I need to read data from numeric Postgres table and create DataFrame accordingly.
The default way Pandas is doing it is by using DataFrame.from_records
:
df = DataFrame.from_records(data,
columns=columns,
coerce_float=coerce_float)
When data
looks like:
[(0.16275345863180396, 0.16275346), (0.6356328878675244, 0.6356329)...]
And columns
looks like:
['a', 'b']
The problem is that the generated DataFrame ignores the original Posgres types: double precision
and real
.
As I use huge DataFrames and my data is mostly real
I'd like to explicitly specify the column types.
So I tried:
df = DataFrame.from_records(np.array(data, dtype=columns),
coerce_float=coerce_float)
When data
is the same, but columns
looks like:
[('a', 'float64'), ('b', 'float32')]
(types are extracted from Postgres as a part of query and converted to Numpy dtypes)
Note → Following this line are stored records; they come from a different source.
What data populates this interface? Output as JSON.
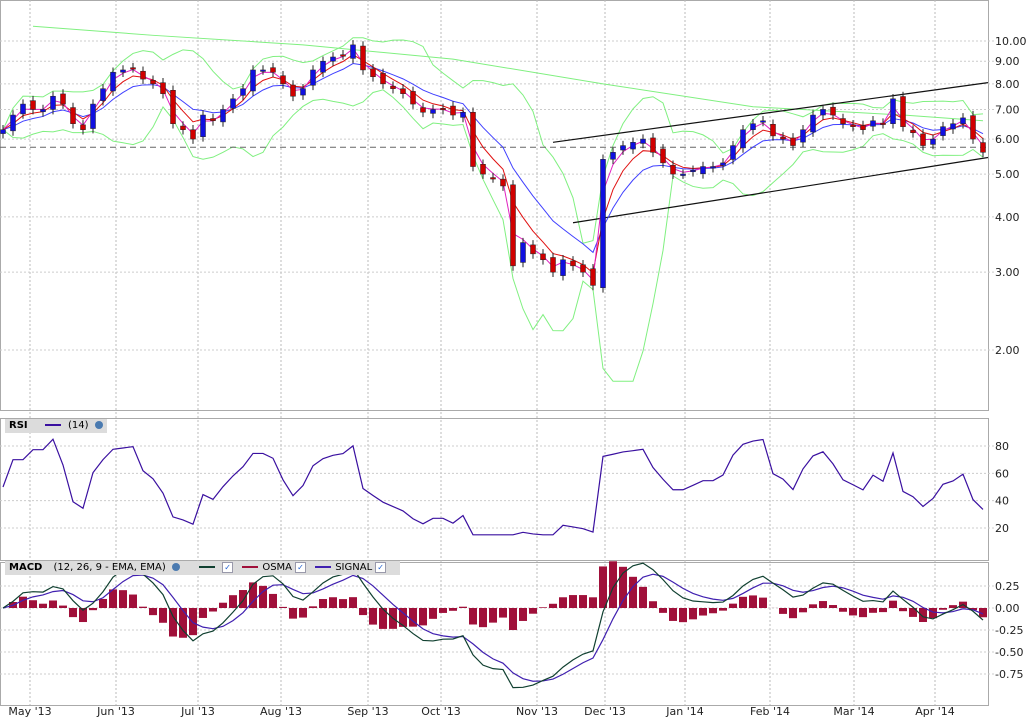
{
  "chart_data": {
    "type": "candlestick",
    "title": "",
    "sample_step_note": "each value ~2.5 trading days",
    "closes": [
      6.3,
      6.8,
      7.2,
      7.0,
      7.0,
      7.5,
      7.2,
      6.5,
      6.3,
      7.2,
      7.8,
      8.5,
      8.6,
      8.7,
      8.2,
      8.0,
      7.6,
      6.5,
      6.3,
      6.0,
      6.8,
      6.6,
      7.0,
      7.4,
      7.8,
      8.6,
      8.6,
      8.5,
      8.0,
      7.5,
      7.8,
      8.6,
      9.0,
      9.2,
      9.3,
      9.8,
      8.6,
      8.3,
      8.0,
      7.8,
      7.6,
      7.2,
      6.9,
      7.0,
      7.0,
      6.8,
      6.9,
      5.2,
      5.0,
      4.9,
      4.7,
      3.1,
      3.5,
      3.3,
      3.2,
      3.0,
      3.2,
      3.1,
      3.0,
      2.8,
      5.4,
      5.6,
      5.8,
      5.9,
      6.0,
      5.6,
      5.3,
      5.0,
      5.0,
      5.1,
      5.2,
      5.2,
      5.3,
      5.8,
      6.3,
      6.5,
      6.6,
      6.1,
      6.0,
      5.8,
      6.3,
      6.8,
      7.0,
      6.8,
      6.5,
      6.4,
      6.3,
      6.6,
      6.5,
      7.4,
      6.4,
      6.2,
      5.8,
      6.0,
      6.4,
      6.5,
      6.7,
      6.0,
      5.6
    ],
    "long_ma": {
      "indices": [
        3,
        15,
        30,
        45,
        60,
        75,
        90,
        98
      ],
      "values": [
        10.8,
        10.3,
        9.8,
        9.1,
        8.0,
        7.1,
        6.8,
        6.6
      ]
    },
    "reference_line": 5.75,
    "trendlines": [
      {
        "name": "channel-upper",
        "from": [
          55,
          5.9
        ],
        "to": [
          98.5,
          8.05
        ]
      },
      {
        "name": "channel-lower",
        "from": [
          57,
          3.88
        ],
        "to": [
          98.5,
          5.45
        ]
      }
    ],
    "price_axis": {
      "scale": "log",
      "ticks": [
        "10.00",
        "9.00",
        "8.00",
        "7.00",
        "6.00",
        "5.00",
        "4.00",
        "3.00",
        "2.00"
      ]
    },
    "x_ticks": [
      {
        "label": "May '13",
        "index": 2.7
      },
      {
        "label": "Jun '13",
        "index": 11.3
      },
      {
        "label": "Jul '13",
        "index": 19.5
      },
      {
        "label": "Aug '13",
        "index": 27.8
      },
      {
        "label": "Sep '13",
        "index": 36.5
      },
      {
        "label": "Oct '13",
        "index": 43.8
      },
      {
        "label": "Nov '13",
        "index": 53.4
      },
      {
        "label": "Dec '13",
        "index": 60.2
      },
      {
        "label": "Jan '14",
        "index": 68.2
      },
      {
        "label": "Feb '14",
        "index": 76.7
      },
      {
        "label": "Mar '14",
        "index": 85.1
      },
      {
        "label": "Apr '14",
        "index": 93.2
      }
    ],
    "rsi": {
      "label": "RSI",
      "params": "(14)",
      "ticks": [
        "80",
        "60",
        "40",
        "20"
      ]
    },
    "macd": {
      "label": "MACD",
      "params": "(12, 26, 9 - EMA, EMA)",
      "osma": "OSMA",
      "signal": "SIGNAL",
      "ticks": [
        "0.25",
        "0.00",
        "-0.25",
        "-0.50",
        "-0.75"
      ]
    },
    "colors": {
      "up": "#1010e0",
      "down": "#d00000",
      "ema_fast": "#e020c0",
      "ema_mid": "#e01010",
      "ema_slow": "#4040ff",
      "bands": "#80f080",
      "rsi": "#3a10a0",
      "macd": "#104030",
      "osma": "#a0103a",
      "signal": "#4020b0"
    }
  }
}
This approach works, but DataFrame construction is 2-3 times slower (for 2M rows DataFrames it takes several seconds), because np.array
generation is for some reason very slow. In real life I have 10-200 columns mostly float32
.
What is the fastest way to construct DataFrame with specified column types?
CodePudding user response:
If you know the data columns and its types already, then following format will help to generate data frame with specified datatypes.
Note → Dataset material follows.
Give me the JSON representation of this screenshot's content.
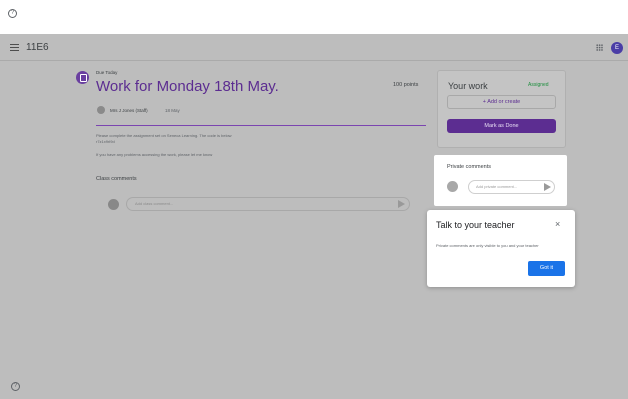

pd.DataFrame(data, columns = columnList, dtype = np.dtype([('type1','type2')]))
CodePudding user response:
Try connecting to the Postgresql database and read directly to pandas data frame. Not sure if you already tried this way.
import pandas as pd
import psycopg2 as pg
connection= pg.connect("dbname='dbname' user='pguser' host='127.0.0.1' port='15432' password='password'")
df = pd.read_sql('select * from table', connection)